Opus 4.5 is not the normal AI agent experience that I have had thus far
TL;DR Highlight
Burke Holland built multiple practical apps (Windows utilities, video editor, social auto-poster) in just a few weeks using Claude Opus 4.5.
Who Should Read
Non-ML developers curious about what's actually buildable with AI assistance, and product builders evaluating vibe coding for real apps.
Core Mechanics
- Holland built several complete, usable apps with Claude Opus 4.5 in a timeframe he describes as 'a few weeks' — not toy demos but tools he actually uses.
- The apps covered diverse use cases: a Windows system utility, a video editor with ffmpeg integration, and a social media auto-posting tool.
- The workflow was primarily high-level description + iteration rather than direct coding — he described what he wanted, Claude generated code, he tested and directed refinements.
- Key finding: Claude Opus 4.5 was particularly good at integrating multiple tools/libraries (ffmpeg, OS APIs, social platform APIs) without extensive hand-holding on the integration details.
- Failure modes were mostly around stateful UI edge cases and platform-specific behaviors — things that require running and testing rather than code generation.
- The productivity multiplier for someone with basic coding knowledge but not deep expertise in a particular stack (ffmpeg, Win32 APIs, etc.) was significant.
Evidence
- Holland shared the actual working applications, not just code snippets — the practical functionality validates the claims.
- HN discussion was split: enthusiasts cited this as evidence vibe coding is production-viable; skeptics noted the apps were personal tools without reliability/maintenance requirements.
- Several readers noted the key variable is the human's ability to test and direct — the AI coding productivity multiplier is much larger for someone who can recognize bad output than for someone who can't.
- Comparison to hiring a contractor: Claude is like a very fast contractor who needs clear specs and will occasionally produce work that requires revision.
How to Apply
- For personal productivity tools: if you've had an app idea that's blocked by not knowing a specific stack (ffmpeg, COM automation, shell scripting), this is now the right time to try AI-assisted implementation.

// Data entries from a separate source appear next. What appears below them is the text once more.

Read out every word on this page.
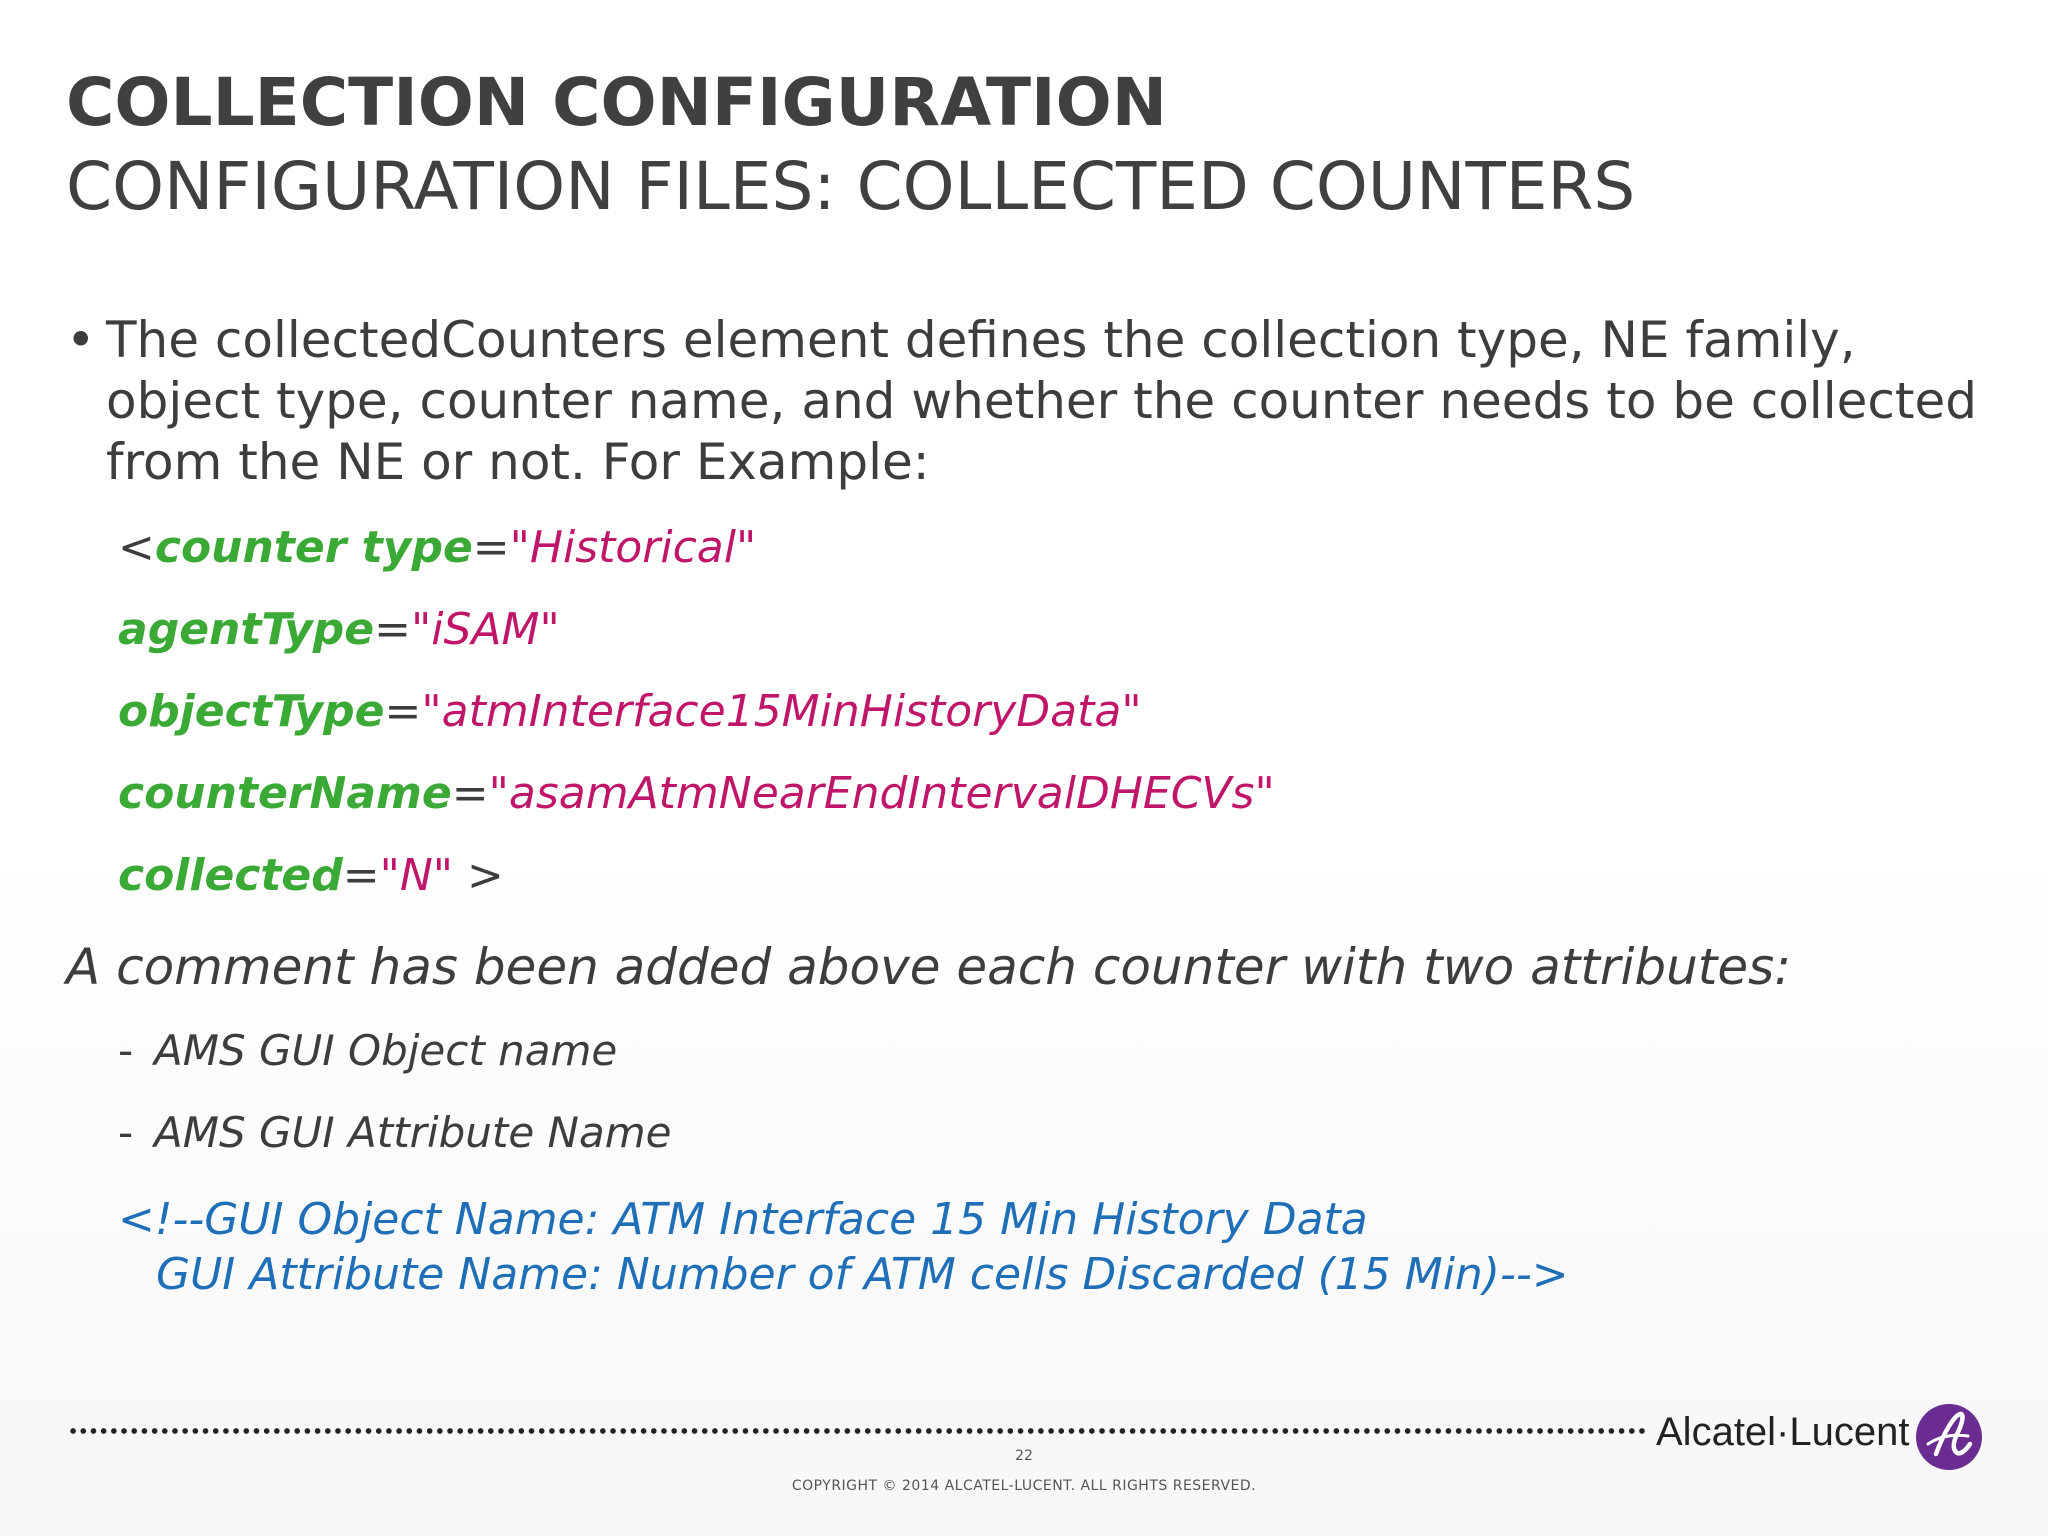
COLLECTION CONFIGURATION
CONFIGURATION FILES: COLLECTED COUNTERS
• The collectedCounters element defines the collection type, NE family, object type, counter name, and whether the counter needs to be collected from the NE or not. For Example:
<counter type="Historical"
agentType="iSAM"
objectType="atmInterface15MinHistoryData"
counterName="asamAtmNearEndIntervalDHECVs"
collected="N" >
A comment has been added above each counter with two attributes:
- AMS GUI Object name
- AMS GUI Attribute Name
<!--GUI Object Name: ATM Interface 15 Min History Data
GUI Attribute Name: Number of ATM cells Discarded (15 Min)-->
Alcatel·Lucent
22
COPYRIGHT © 2014 ALCATEL-LUCENT. ALL RIGHTS RESERVED.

- Set up a test-first workflow: describe what the app should do in testable terms, and use Claude to generate both the implementation and the tests.
- Expect to spend 20-30% of your time on integration testing and platform-specific edge cases — that's where AI currently needs the most human guidance.
- Start with a minimal feature set and expand iteratively rather than trying to generate a full-featured app in one shot.
Terminology
Vibe codingA development workflow where the human describes intent and the AI generates code, with the human in a supervisory/testing role rather than writing code directly.
ffmpegA widely used open-source tool for video/audio processing — powerful but complex CLI with many options, making it a good AI-assistance use case.